The box stall is really no place for a horse. But that’s a relatively new idea.

After all, we’ve made great progress from the time European kings kept their prized horses tied in narrow stalls in immaculate vaulted stables with “easy-to-clean” stone floors.


Petite Écurie in Versailles, France – J.G Rosenberg

During my career I’ve seen some pretty spectacular stables lined with luxurious box stalls that are certainly far nicer than a lot of Parisian studio apartments! But more and more research is confirming that no matter how clean and airy and beautiful these stalls might be, the horses remain confined. And confinement for equids is just not a good thing.

My latest article in The Horse on box stall welfare, based on the work of Lea Lansade of the University of Tours, underlines this very fact. Even with enrichment in the box, horses just aren’t really happy there.

I support this science, and I live by it. My horses stay in a wide field with access to a large shelter. Some days, they’d rather be out in the rain grazing grass than staying dry in the shelter rummaging through the full-access hay. Sometimes not. I like that they have the choice.

“Welfare is about giving a choice,” Paul McGreevy told me once during an early morning phone call to a late-afternoon New South Wales, Australia, five years ago. That sentence has stuck with me since. Welfare is about giving a choice. What choice do the horses in box stalls have? None. No wonder some of them go mad… each in his or her own unique way.

And so this brings me to my profile photo. What am I doing, standing with my lovely Solstice in front of a row of confined horses in box stalls? (I mean, phew, at least his noseband is visibly loose!) And yes, I’ll admit, my own sweet boy was in one of those stalls, too, back then.

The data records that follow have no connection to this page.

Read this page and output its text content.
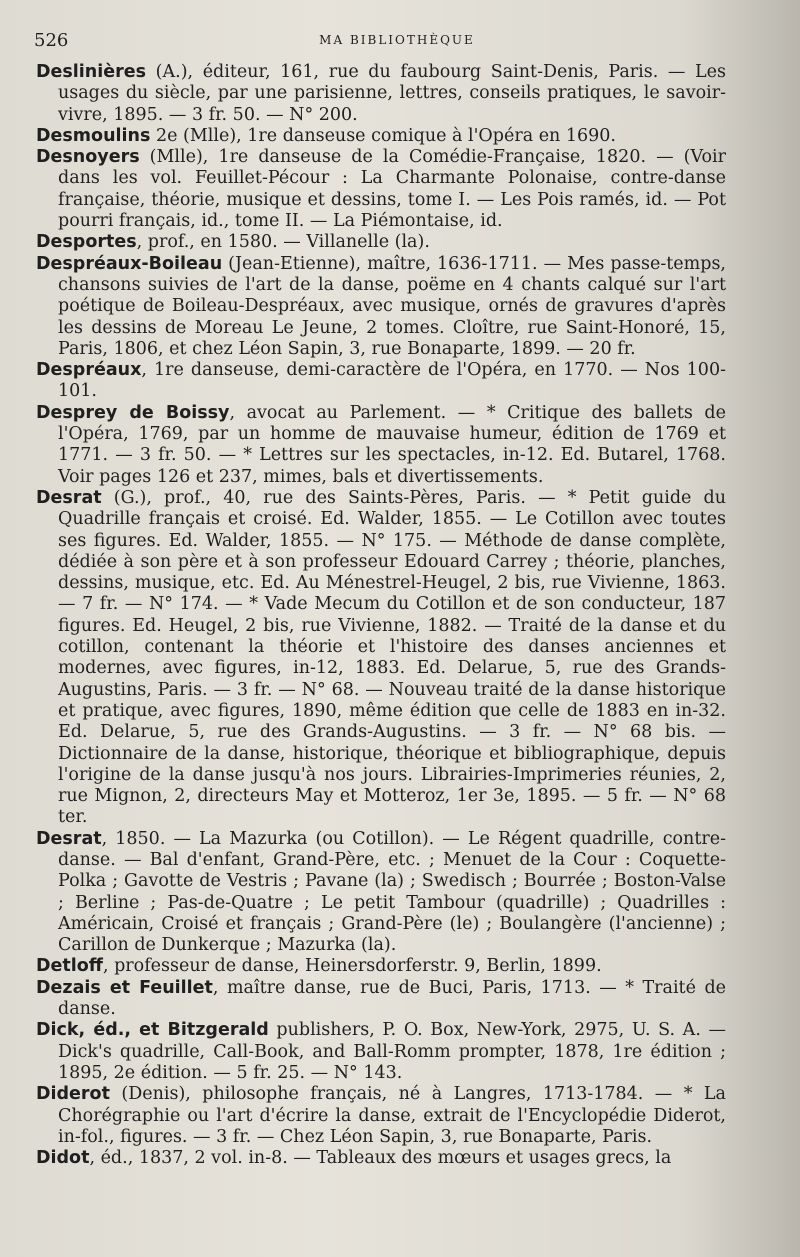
526	MA BIBLIOTHÈQUE

Deslinières (A.), éditeur, 161, rue du faubourg Saint-Denis, Paris. — Les usages du siècle, par une parisienne, lettres, conseils pratiques, le savoir-vivre, 1895. — 3 fr. 50. — N° 200.

Desmoulins 2e (Mlle), 1re danseuse comique à l'Opéra en 1690.

Desnoyers (Mlle), 1re danseuse de la Comédie-Française, 1820. — (Voir dans les vol. Feuillet-Pécour : La Charmante Polonaise, contre-danse française, théorie, musique et dessins, tome I. — Les Pois ramés, id. — Pot pourri français, id., tome II. — La Piémontaise, id.

Desportes, prof., en 1580. — Villanelle (la).

Despréaux-Boileau (Jean-Etienne), maître, 1636-1711. — Mes passe-temps, chansons suivies de l'art de la danse, poëme en 4 chants calqué sur l'art poétique de Boileau-Despréaux, avec musique, ornés de gravures d'après les dessins de Moreau Le Jeune, 2 tomes. Cloître, rue Saint-Honoré, 15, Paris, 1806, et chez Léon Sapin, 3, rue Bonaparte, 1899. — 20 fr.

Despréaux, 1re danseuse, demi-caractère de l'Opéra, en 1770. — Nos 100-101.

Desprey de Boissy, avocat au Parlement. — * Critique des ballets de l'Opéra, 1769, par un homme de mauvaise humeur, édition de 1769 et 1771. — 3 fr. 50. — * Lettres sur les spectacles, in-12. Ed. Butarel, 1768. Voir pages 126 et 237, mimes, bals et divertissements.

Desrat (G.), prof., 40, rue des Saints-Pères, Paris. — * Petit guide du Quadrille français et croisé. Ed. Walder, 1855. — Le Cotillon avec toutes ses figures. Ed. Walder, 1855. — N° 175. — Méthode de danse complète, dédiée à son père et à son professeur Edouard Carrey ; théorie, planches, dessins, musique, etc. Ed. Au Ménestrel-Heugel, 2 bis, rue Vivienne, 1863. — 7 fr. — N° 174. — * Vade Mecum du Cotillon et de son conducteur, 187 figures. Ed. Heugel, 2 bis, rue Vivienne, 1882. — Traité de la danse et du cotillon, contenant la théorie et l'histoire des danses anciennes et modernes, avec figures, in-12, 1883. Ed. Delarue, 5, rue des Grands-Augustins, Paris. — 3 fr. — N° 68. — Nouveau traité de la danse historique et pratique, avec figures, 1890, même édition que celle de 1883 en in-32. Ed. Delarue, 5, rue des Grands-Augustins. — 3 fr. — N° 68 bis. — Dictionnaire de la danse, historique, théorique et bibliographique, depuis l'origine de la danse jusqu'à nos jours. Librairies-Imprimeries réunies, 2, rue Mignon, 2, directeurs May et Motteroz, 1er 3e, 1895. — 5 fr. — N° 68 ter.

Desrat, 1850. — La Mazurka (ou Cotillon). — Le Régent quadrille, contre-danse. — Bal d'enfant, Grand-Père, etc. ; Menuet de la Cour : Coquette-Polka ; Gavotte de Vestris ; Pavane (la) ; Swedisch ; Bourrée ; Boston-Valse ; Berline ; Pas-de-Quatre ; Le petit Tambour (quadrille) ; Quadrilles : Américain, Croisé et français ; Grand-Père (le) ; Boulangère (l'ancienne) ; Carillon de Dunkerque ; Mazurka (la).

Detloff, professeur de danse, Heinersdorferstr. 9, Berlin, 1899.

Dezais et Feuillet, maître danse, rue de Buci, Paris, 1713. — * Traité de danse.

Dick, éd., et Bitzgerald publishers, P. O. Box, New-York, 2975, U. S. A. — Dick's quadrille, Call-Book, and Ball-Romm prompter, 1878, 1re édition ; 1895, 2e édition. — 5 fr. 25. — N° 143.

Diderot (Denis), philosophe français, né à Langres, 1713-1784. — * La Chorégraphie ou l'art d'écrire la danse, extrait de l'Encyclopédie Diderot, in-fol., figures. — 3 fr. — Chez Léon Sapin, 3, rue Bonaparte, Paris.

Didot, éd., 1837, 2 vol. in-8. — Tableaux des mœurs et usages grecs, la
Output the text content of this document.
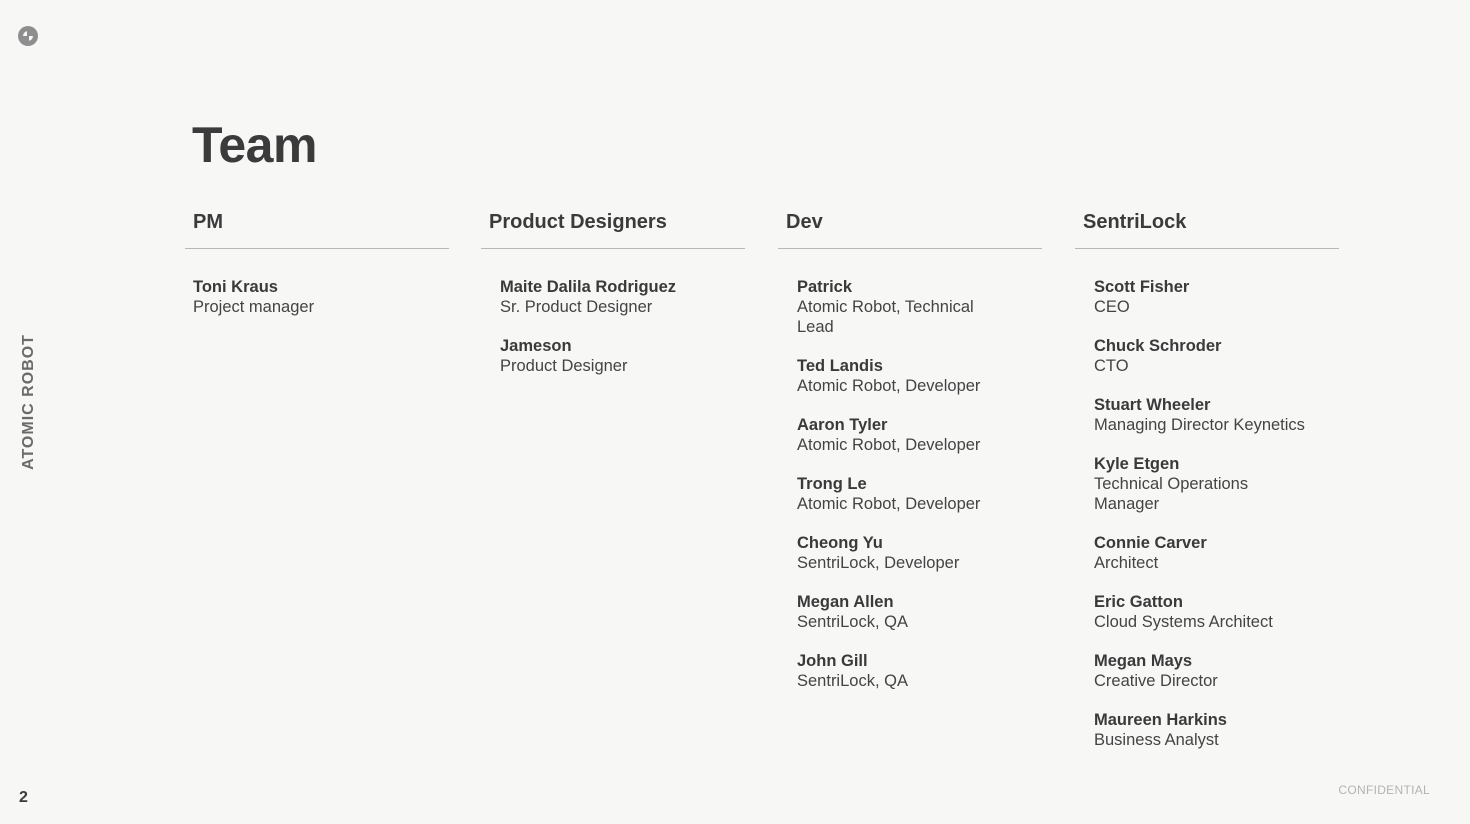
ATOMIC ROBOT
Team
PM
Toni Kraus
Project manager
Product Designers
Maite Dalila Rodriguez
Sr. Product Designer
Jameson
Product Designer
Dev
Patrick
Atomic Robot, Technical Lead
Ted Landis
Atomic Robot, Developer
Aaron Tyler
Atomic Robot, Developer
Trong Le
Atomic Robot, Developer
Cheong Yu
SentriLock, Developer
Megan Allen
SentriLock, QA
John Gill
SentriLock, QA
SentriLock
Scott Fisher
CEO
Chuck Schroder
CTO
Stuart Wheeler
Managing Director Keynetics
Kyle Etgen
Technical Operations Manager
Connie Carver
Architect
Eric Gatton
Cloud Systems Architect
Megan Mays
Creative Director
Maureen Harkins
Business Analyst
2	CONFIDENTIAL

It was just what people in France did–and what most still do. Lea Lansade admits it freely as well–she always kept her horses in box stalls until she got involved in the research. The point is to evolve, not to shame and point fingers. And it’s also to set new standards and examples of what we consider beautiful and glorious.

And because of that, I’ve scheduled a new photo shoot to create a new profile photo for my website and the magazines I write for. In the new photo, I’ll be posing outdoors with my free-roaming horses near their 15th-century stone shelter.

And to be fair, I won’t delete the old photo. I’ll keep it here, in this blog post, to remind us that we’re all at different phases of understanding what’s best for horse welfare, and at some point, we all believe we’re doing the best we can.